Tasks: Finding a one-to-one mapping of biomedical image manipulations with classical definitions of image forgery in computer vision literature is not feasible. To this end, three new tasks are defined in a manner that they are comprehensive and relatable to classical definitions. The three tasks are external duplication detection (EDD), internal duplication detection (IDD) and cut/sharp-transition detection (CSTD). EDD task involves finding duplicated regions across images. IDD task involves finding duplicated regions within images. Finally, the CSTD task involves finding evidence of tampering in images, usually in the form of discontinuities and sharp transitions. There are 1547, 102 and 181 tampered images included for EDD, IDD and CSTD tasks respectively. Samples are shown in Figure 4.
Figure 4. Images showing EDD, IDD and CSTD Manipulations.
Biomedical vs Natural Image Forensics
The paper further describes four aspects of biomedical image forensics that make it unique and more challenging when compared to traditional natural image forensics problems. These four challenges relate to annotation artifacts, figure semantics, image texture and hard negatives. Presence of scientific annotation such as text, arrows and lines can increase the chances of finding false positives. Figure semantics involves chemical staining of the same image to create similar looking but legitimate variants. Biomedical images in general and blot/gel images in particular have a plain texture which makes it difficult to identify feature descriptors. Finally, hard negative samples refer to visually similar but distinct images.
Experimental Results
The dataset is benchmarked with multiple baselines including both deep-learning and classical methods. Evaluation is done at both the image and pixel level. Matthews correlation coefficient (MCC) scores are reported for each experiment. Table 1 shows the SotA results for each task. Detailed experimental results can be found in the paper.

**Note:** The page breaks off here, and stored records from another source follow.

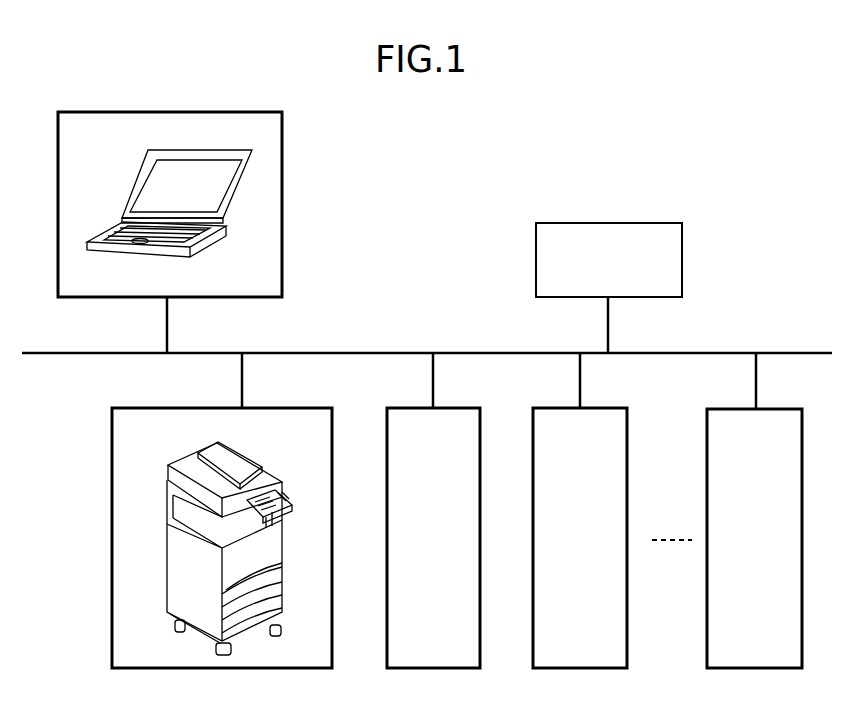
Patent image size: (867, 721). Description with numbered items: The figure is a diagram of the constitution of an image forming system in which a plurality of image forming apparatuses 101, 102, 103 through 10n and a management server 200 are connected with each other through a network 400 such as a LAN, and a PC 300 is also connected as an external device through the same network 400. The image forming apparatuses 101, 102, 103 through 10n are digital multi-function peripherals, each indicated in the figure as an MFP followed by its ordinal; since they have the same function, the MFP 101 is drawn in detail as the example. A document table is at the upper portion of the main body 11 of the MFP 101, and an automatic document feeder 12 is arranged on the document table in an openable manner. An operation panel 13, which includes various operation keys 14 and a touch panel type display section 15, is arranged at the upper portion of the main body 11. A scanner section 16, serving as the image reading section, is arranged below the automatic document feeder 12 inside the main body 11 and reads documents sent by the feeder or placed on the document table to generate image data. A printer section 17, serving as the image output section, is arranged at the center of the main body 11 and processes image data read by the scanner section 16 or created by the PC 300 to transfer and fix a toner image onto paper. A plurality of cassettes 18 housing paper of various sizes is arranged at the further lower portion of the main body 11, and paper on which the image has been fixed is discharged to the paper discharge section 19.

The management server 200 is at (283, 206).
The PC 300 is at (600, 223).
The network 400 is at (367, 352).
The image forming apparatus 101 is at (284, 407).
The image forming apparatus 102 is at (463, 407).
The image forming apparatus 103 is at (607, 407).
The image forming apparatus 10n is at (773, 408).
The main body 11 is at (166, 570).
The automatic document feeder 12 is at (190, 466).
The operation panel 13 is at (283, 484).
The operation keys 14 is at (292, 507).
The display section 15 is at (278, 516).
The scanner section 16 is at (193, 499).
The printer section 17 is at (272, 555).
The cassettes 18 is at (272, 593).
The paper discharge section 19 is at (202, 528).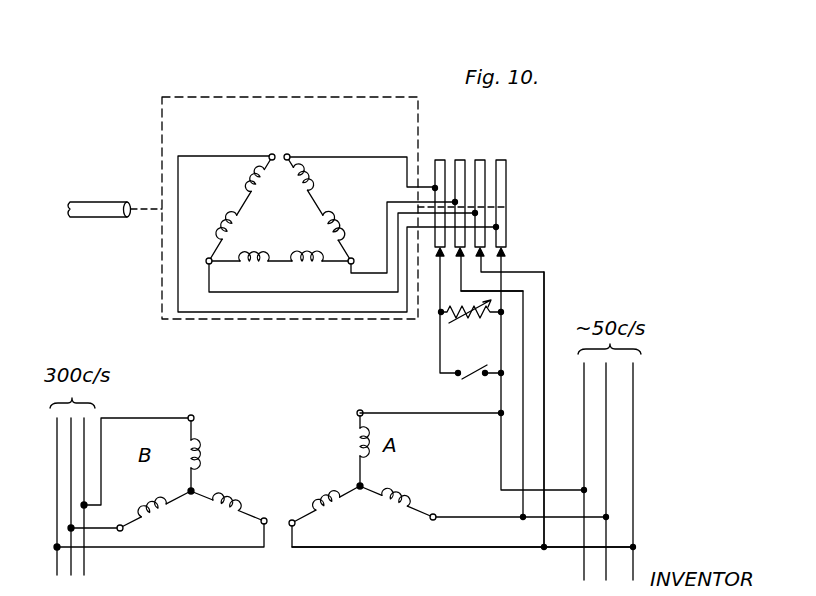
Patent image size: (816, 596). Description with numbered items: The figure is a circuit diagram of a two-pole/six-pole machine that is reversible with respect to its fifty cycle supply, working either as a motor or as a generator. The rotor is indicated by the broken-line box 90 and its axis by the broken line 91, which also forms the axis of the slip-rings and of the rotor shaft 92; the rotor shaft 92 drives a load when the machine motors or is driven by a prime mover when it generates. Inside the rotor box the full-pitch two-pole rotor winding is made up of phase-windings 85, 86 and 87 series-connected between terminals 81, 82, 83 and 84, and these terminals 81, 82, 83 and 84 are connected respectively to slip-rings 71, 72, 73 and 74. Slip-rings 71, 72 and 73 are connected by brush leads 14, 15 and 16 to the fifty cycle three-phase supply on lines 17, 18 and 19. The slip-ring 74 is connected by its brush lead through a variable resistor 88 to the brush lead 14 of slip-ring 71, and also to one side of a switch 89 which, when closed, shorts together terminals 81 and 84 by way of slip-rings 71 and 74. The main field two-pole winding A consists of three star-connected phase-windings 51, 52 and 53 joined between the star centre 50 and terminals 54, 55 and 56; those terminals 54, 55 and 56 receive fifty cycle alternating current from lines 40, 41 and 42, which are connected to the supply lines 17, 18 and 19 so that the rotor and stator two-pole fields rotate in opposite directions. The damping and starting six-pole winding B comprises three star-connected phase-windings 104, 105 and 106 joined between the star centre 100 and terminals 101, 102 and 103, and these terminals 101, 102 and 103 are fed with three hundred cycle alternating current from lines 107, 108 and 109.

The rotor 90 is at (326, 96).
The terminal 81 is at (270, 153).
The terminal 84 is at (289, 153).
The terminal 82 is at (208, 258).
The terminal 83 is at (354, 258).
The phase-winding 85 is at (248, 183).
The phase-winding 87 is at (320, 188).
The phase-winding 86 is at (258, 265).
The rotor shaft 92 is at (97, 210).
The rotor axis 91 is at (146, 213).
The slip-ring 74 is at (437, 158).
The slip-ring 73 is at (458, 159).
The slip-ring 72 is at (481, 158).
The slip-ring 71 is at (502, 158).
The brush lead 15 is at (511, 290).
The brush lead 16 is at (544, 282).
The variable resistor 88 is at (471, 326).
The brush lead 14 is at (500, 332).
The switch 89 is at (432, 402).
The line 40 is at (452, 414).
The line 17 is at (584, 413).
The line 18 is at (606, 441).
The line 19 is at (633, 464).
The line 109 is at (57, 432).
The line 108 is at (71, 445).
The line 107 is at (84, 456).
The terminal 101 is at (201, 418).
The phase-winding 104 is at (204, 448).
The star centre 100 is at (205, 488).
The phase-winding 105 is at (152, 499).
The phase-winding 106 is at (224, 523).
The terminal 102 is at (128, 530).
The terminal 103 is at (268, 513).
The terminal 54 is at (359, 406).
The phase-winding 51 is at (353, 440).
The star centre 50 is at (367, 483).
The phase-winding 53 is at (338, 497).
The phase-winding 52 is at (407, 502).
The terminal 56 is at (298, 526).
The terminal 55 is at (425, 520).
The line 41 is at (494, 516).
The line 42 is at (460, 546).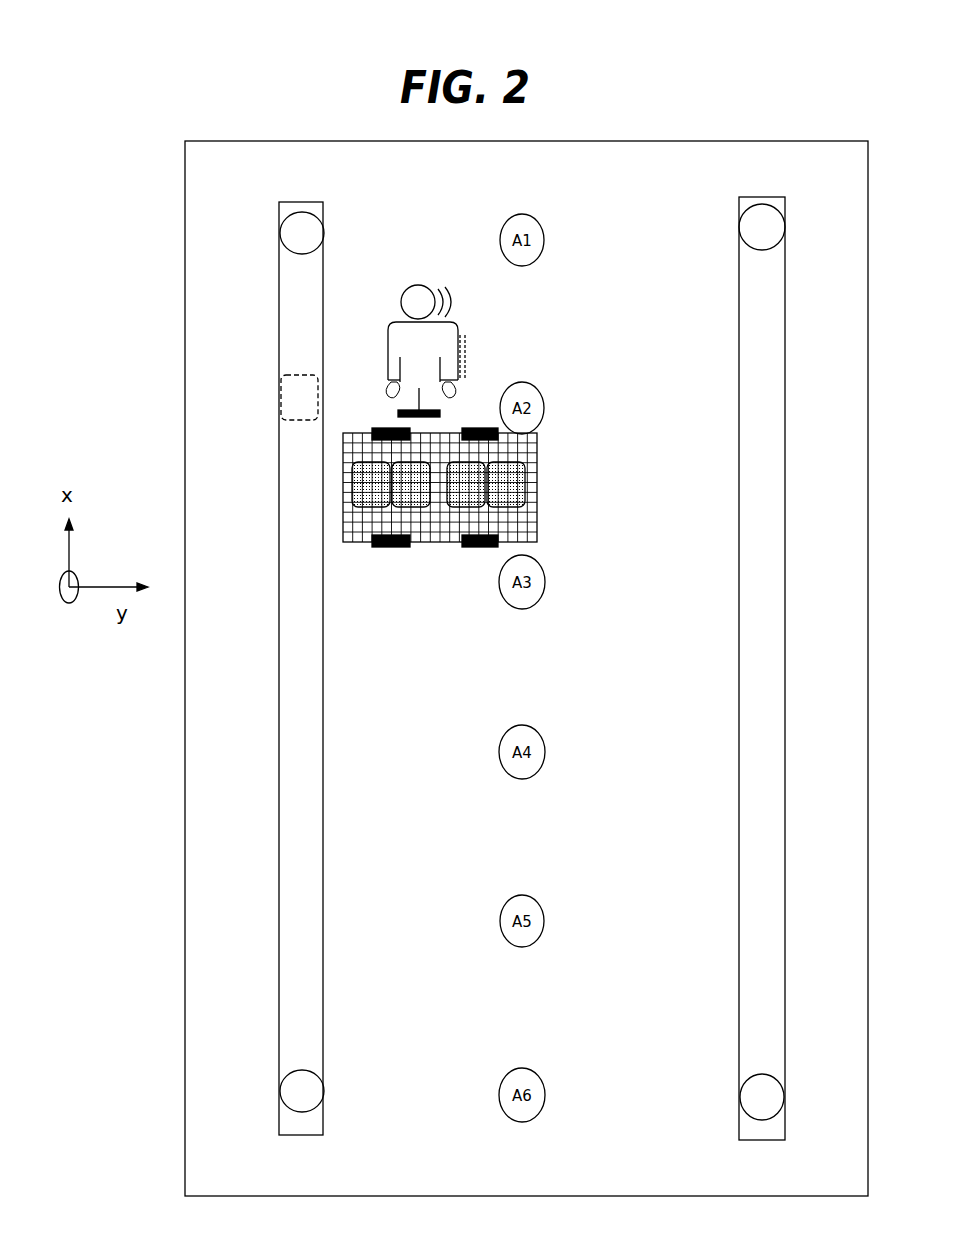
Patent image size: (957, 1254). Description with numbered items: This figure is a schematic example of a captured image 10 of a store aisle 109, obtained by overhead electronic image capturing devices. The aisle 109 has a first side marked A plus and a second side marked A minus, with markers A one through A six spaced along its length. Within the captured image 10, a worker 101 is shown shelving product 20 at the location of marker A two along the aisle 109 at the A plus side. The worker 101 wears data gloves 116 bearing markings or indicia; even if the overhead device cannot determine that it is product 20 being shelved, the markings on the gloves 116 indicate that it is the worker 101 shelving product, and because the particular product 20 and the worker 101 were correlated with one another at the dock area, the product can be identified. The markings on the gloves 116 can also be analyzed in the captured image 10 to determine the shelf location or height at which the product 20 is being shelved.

The captured image 10 is at (707, 172).
The aisle 109 is at (305, 283).
The data gloves 116 is at (450, 395).
The product 20 is at (403, 441).
The worker 101 is at (425, 351).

Analysis | EDD | IDD | CSTD |
Image | 0.278 | 0.569 | 0.170 |
Pixel | 0.324 | 0.364 | 0.080 |
Table 1. SotA results on each of the individual tasks, with MCC metric.
The SotA results in Table 1 for EDD and IDD columns come from classical models for duplicate and forgery detection. One of the reasons for this is the use of coarse image features which obscures the detailed features present in biomedical images. These results highlight the importance of developing deep learning models dedicated to biomedical image forensics.